KCL Unison strike against bosses who ‘don’t lobby for more funding’

by Aysha, Unison member

Unison members at King’s College London voted by 89% to strike. The first two days of strike action took place on 10-11 March, and a further two days on 25-26 March.

The annual pay award for higher education institutions is negotiated with UCEA (the University and Colleges Employers Association), which stated in 2025 that the pay award of 1.4% was to ‘work towards a resolution in … a struggling sector’.

Unison strikers at Kings College London
Unison strikers at Kings College London
Photo: London SP

The crisis in higher education has manifested faster and more aggressively than university bosses had anticipated, and the subsequent scramble that we are now seeing has the largest impact on the institutions’ workers and fee-paying students.

The announcement that Edinburgh University (ranked fifth in the UK) would be making over £140 million in cuts, resulting in up to 1,800 job losses, sent shockwaves across the sector, that a major Russell Group institution could be in such financial crisis.

In September 2025, the announcement of Greenwich and Kent University merging to form a ‘super-university’ was marketed as a success but is a clear indicator of Kent floundering, and will undoubtably result in significant losses of jobs and student provision.
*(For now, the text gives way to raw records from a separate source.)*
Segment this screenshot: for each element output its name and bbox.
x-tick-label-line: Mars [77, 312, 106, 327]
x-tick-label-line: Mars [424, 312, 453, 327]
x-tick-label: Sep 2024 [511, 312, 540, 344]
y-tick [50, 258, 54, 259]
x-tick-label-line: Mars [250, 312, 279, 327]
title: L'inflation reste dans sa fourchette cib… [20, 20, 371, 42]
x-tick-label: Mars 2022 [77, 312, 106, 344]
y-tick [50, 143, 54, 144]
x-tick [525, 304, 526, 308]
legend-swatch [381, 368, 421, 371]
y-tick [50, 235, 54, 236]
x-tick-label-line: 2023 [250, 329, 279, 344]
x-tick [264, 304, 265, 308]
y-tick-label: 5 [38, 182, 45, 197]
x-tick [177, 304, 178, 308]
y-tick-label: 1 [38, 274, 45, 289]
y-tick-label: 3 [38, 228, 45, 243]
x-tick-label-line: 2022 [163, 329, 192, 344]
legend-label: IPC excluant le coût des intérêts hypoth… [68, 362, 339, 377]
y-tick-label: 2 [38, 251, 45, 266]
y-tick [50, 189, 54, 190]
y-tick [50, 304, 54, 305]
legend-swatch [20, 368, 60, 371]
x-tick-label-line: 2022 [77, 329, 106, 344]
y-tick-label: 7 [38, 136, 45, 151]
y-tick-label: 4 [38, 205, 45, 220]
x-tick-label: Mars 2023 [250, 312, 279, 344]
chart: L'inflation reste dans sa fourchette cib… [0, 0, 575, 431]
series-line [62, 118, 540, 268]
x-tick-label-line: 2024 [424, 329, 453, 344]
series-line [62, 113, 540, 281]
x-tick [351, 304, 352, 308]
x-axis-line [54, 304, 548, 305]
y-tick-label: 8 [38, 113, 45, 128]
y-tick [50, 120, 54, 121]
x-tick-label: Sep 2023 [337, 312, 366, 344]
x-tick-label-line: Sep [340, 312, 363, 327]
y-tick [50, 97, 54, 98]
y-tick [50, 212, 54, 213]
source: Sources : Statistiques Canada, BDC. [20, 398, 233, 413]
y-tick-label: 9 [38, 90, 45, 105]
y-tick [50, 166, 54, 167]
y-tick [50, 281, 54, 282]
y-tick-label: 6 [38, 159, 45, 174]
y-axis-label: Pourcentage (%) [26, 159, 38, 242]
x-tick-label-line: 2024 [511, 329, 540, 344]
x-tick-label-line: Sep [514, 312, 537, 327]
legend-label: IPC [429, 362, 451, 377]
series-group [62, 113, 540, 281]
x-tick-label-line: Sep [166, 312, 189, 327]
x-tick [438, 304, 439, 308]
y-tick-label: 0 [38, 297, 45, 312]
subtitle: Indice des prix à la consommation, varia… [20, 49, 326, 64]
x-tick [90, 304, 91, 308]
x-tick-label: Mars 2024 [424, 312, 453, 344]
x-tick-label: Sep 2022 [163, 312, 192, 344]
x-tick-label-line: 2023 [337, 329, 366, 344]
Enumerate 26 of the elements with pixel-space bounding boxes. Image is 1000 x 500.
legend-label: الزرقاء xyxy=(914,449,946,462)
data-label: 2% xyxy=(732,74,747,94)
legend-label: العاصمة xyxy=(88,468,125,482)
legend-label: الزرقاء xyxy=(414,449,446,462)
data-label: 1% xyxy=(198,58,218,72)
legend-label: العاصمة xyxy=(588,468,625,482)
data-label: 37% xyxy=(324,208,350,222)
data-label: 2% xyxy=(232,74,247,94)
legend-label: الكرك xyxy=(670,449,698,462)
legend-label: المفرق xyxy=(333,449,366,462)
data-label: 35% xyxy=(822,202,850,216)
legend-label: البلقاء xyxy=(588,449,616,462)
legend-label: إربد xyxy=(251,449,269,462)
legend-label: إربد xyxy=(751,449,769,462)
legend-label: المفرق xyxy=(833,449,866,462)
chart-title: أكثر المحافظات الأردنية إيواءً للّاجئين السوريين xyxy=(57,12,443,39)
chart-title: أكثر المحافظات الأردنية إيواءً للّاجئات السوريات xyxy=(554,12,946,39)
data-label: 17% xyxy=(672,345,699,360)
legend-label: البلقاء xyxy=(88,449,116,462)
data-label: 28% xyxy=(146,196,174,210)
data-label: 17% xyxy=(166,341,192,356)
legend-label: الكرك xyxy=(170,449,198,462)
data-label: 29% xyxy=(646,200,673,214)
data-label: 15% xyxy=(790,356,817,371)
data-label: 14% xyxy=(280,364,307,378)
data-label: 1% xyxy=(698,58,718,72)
King’s College London has just completed its new strategy development process, which recognises its dependence on international students to prop up its finances, and plans to improve ‘efficiency’ through reducing non-academic costs.

This will have the largest impact on professional services staff, but no communication suggested that this would mean real-terms reductions in pay.

King’s leaders have accepted UCEA’s 1.4% pay award across all grades, while inflation — before the Middle East war — sat at 3%, despite their own recognition of their significantly more favourable financial position. It shows their understanding of their economic vulnerability, and a willingness to let the staff pay for it, while doing nothing to lobby or pressure for more funding from the government.

The atmosphere on the picket line was hugely positive, with workers from all sections of the university turning out to support one another. King’s employs a significant number of BAME staff, almost 30%, who are massively overrepresented at the lowest grades which will be most impacted by this pay award.

There was large representation from cleaning and security staff on the picket line. Security staff have been campaigning to have stools and seating returned to them, after King’s leadership made the decision to remove seating for staff who often work 12-hour shifts, in favour of what they deemed to be a more ‘professional’ appearance!

And the same can be said for the pay award — sneaking through a pay cut wrapped up in the suspiciously horse-shaped packaging of a ‘pay-award’ will only lose King’s the support of its staff, who are essential for the delivery of services to our students.

Fighting these changes now gives us the confidence to fight against any and all changes that King’s leaders hope to implement under the guise of ‘efficiency’, sacrificing staff while never making a sacrifice of their own, despite earning up to 16 times that of their employees.